OREANDA-NEWS. The recent NAB Wellbeing Index found that an astounding 40 per cent of Australians feel highly anxious – with young women the most affected. Young women typically report the highest levels of anxiety of any group surveyed and report wellbeing at levels significantly lower than the general population.

Drilling down into the “why?” the survey provides insight into the reasons for the low levels of wellbeing reported by young women.

General finances, lack of time and events such as physical or emotional abuse feature as key detractors from wellbeing. Disturbingly, on balance only 13 per cent of young women aged between 18 and 29 said that mental wellbeing contributed positively to their overall wellbeing, a rate significantly lower than the 36 per cent reported by the general population. These findings corroborate the experience of support service providers such as Lifeline who report that most of their callers are female and that financial stress is one of the key contributors as to why they feel they are not coping.

Much of the talk around gender parity and International Women’s Day focuses on pay equality. Pay equality is just a start. Yes, we need pay equality. Yes, we need to equip women with the confidence to take control of their finances and develop positive relationships with money. But when we are dealing with women at their most vulnerable, we also need to ensure that they have access to fair and affordable finance which not only can reduce their level of anxiety attributable to finances and money, but also empower them to take action to either address or remove the situation that is the root cause of their anxiety and vulnerability.
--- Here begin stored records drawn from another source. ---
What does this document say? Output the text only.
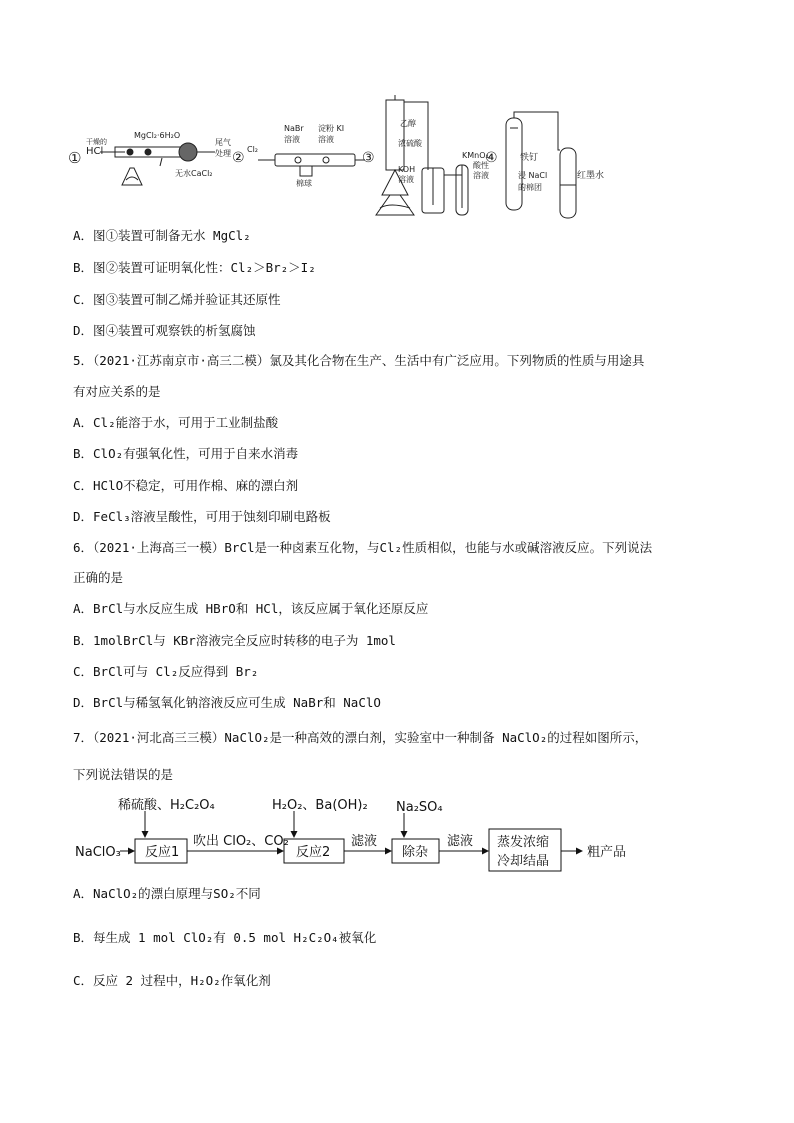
①
干燥的
HCl
MgCl₂·6H₂O
无水CaCl₂
尾气
处理 ②
Cl₂
NaBr
溶液
淀粉 KI
溶液
棉球
③
乙醇
浓硫酸
KOH
溶液
KMnO₄
酸性
溶液
④ 铁钉
浸 NaCl
的棉团
红墨水
A．图①装置可制备无水 MgCl₂
B．图②装置可证明氧化性：Cl₂＞Br₂＞I₂
C．图③装置可制乙烯并验证其还原性
D．图④装置可观察铁的析氢腐蚀
5．（2021·江苏南京市·高三二模）氯及其化合物在生产、生活中有广泛应用。下列物质的性质与用途具
有对应关系的是
A．Cl₂能溶于水，可用于工业制盐酸
B．ClO₂有强氧化性，可用于自来水消毒
C．HClO不稳定，可用作棉、麻的漂白剂
D．FeCl₃溶液呈酸性，可用于蚀刻印刷电路板
6．（2021·上海高三一模）BrCl是一种卤素互化物，与Cl₂性质相似，也能与水或碱溶液反应。下列说法
正确的是
A．BrCl与水反应生成 HBrO和 HCl，该反应属于氧化还原反应
B．1molBrCl与 KBr溶液完全反应时转移的电子为 1mol
C．BrCl可与 Cl₂反应得到 Br₂
D．BrCl与稀氢氧化钠溶液反应可生成 NaBr和 NaClO
7．（2021·河北高三三模）NaClO₂是一种高效的漂白剂，实验室中一种制备 NaClO₂的过程如图所示，
下列说法错误的是
NaClO₃
稀硫酸、H₂C₂O₄
反应1
吹出 ClO₂、CO₂
H₂O₂、Ba(OH)₂
反应2
滤液
Na₂SO₄
除杂
滤液 蒸发浓缩
冷却结晶
粗产品
A．NaClO₂的漂白原理与SO₂不同
B．每生成 1 mol ClO₂有 0.5 mol H₂C₂O₄被氧化
C．反应 2 过程中，H₂O₂作氧化剂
Given their inability to access conventional finance products, vulnerable women, many of them young women, are turning in increasing numbers to more expensive offerings of non-bank providers to address short term financial needs. In doing so they risk entering into a spiralling pattern of debt from which they struggle to escape. But there is an alternative

I recently took NAB’s new Chairman Ken Henry on a microfinance immersion which gave us the opportunity to see and hear firsthand about the valuable work being undertaken by Good Shepherd Microfinance and NAB.

Through this partnership we offer fair and affordable finance in the form of no interest and low interest loans. These provide a viable alternative to help people who would otherwise struggle to access fair financial products get “back on their feet” without the stress associated with excessive fees. Seventy per cent of our customers for these products are women.

We then take the next step towards helping customers achieve financial confidence and competence by offering approved customers matched savings accounts to help form positive habits with respect to money. All these things can help address anxiety attributable to financial stress.

As is often said – “people don’t know what they don’t know”. We can all help by getting word out about the availability of fair and affordable finance, and doing so in a way that makes it a compelling proposition particularly for young women.

Whilst there is no “one size fits all” solution to addressing anxiety and improving the wellbeing of young women –there are clear indicators of what we can do to stem the tide. Raising awareness about the availability of fair and affordable finance, and doing so in a way that is attractive and compelling, particularly to young women, has a key role to play.

Michaela Healey is a Group Executive at the National Australia Bank, Council Member of Chief Executive Women and the inaugural President of the International Women’s Forum Australia.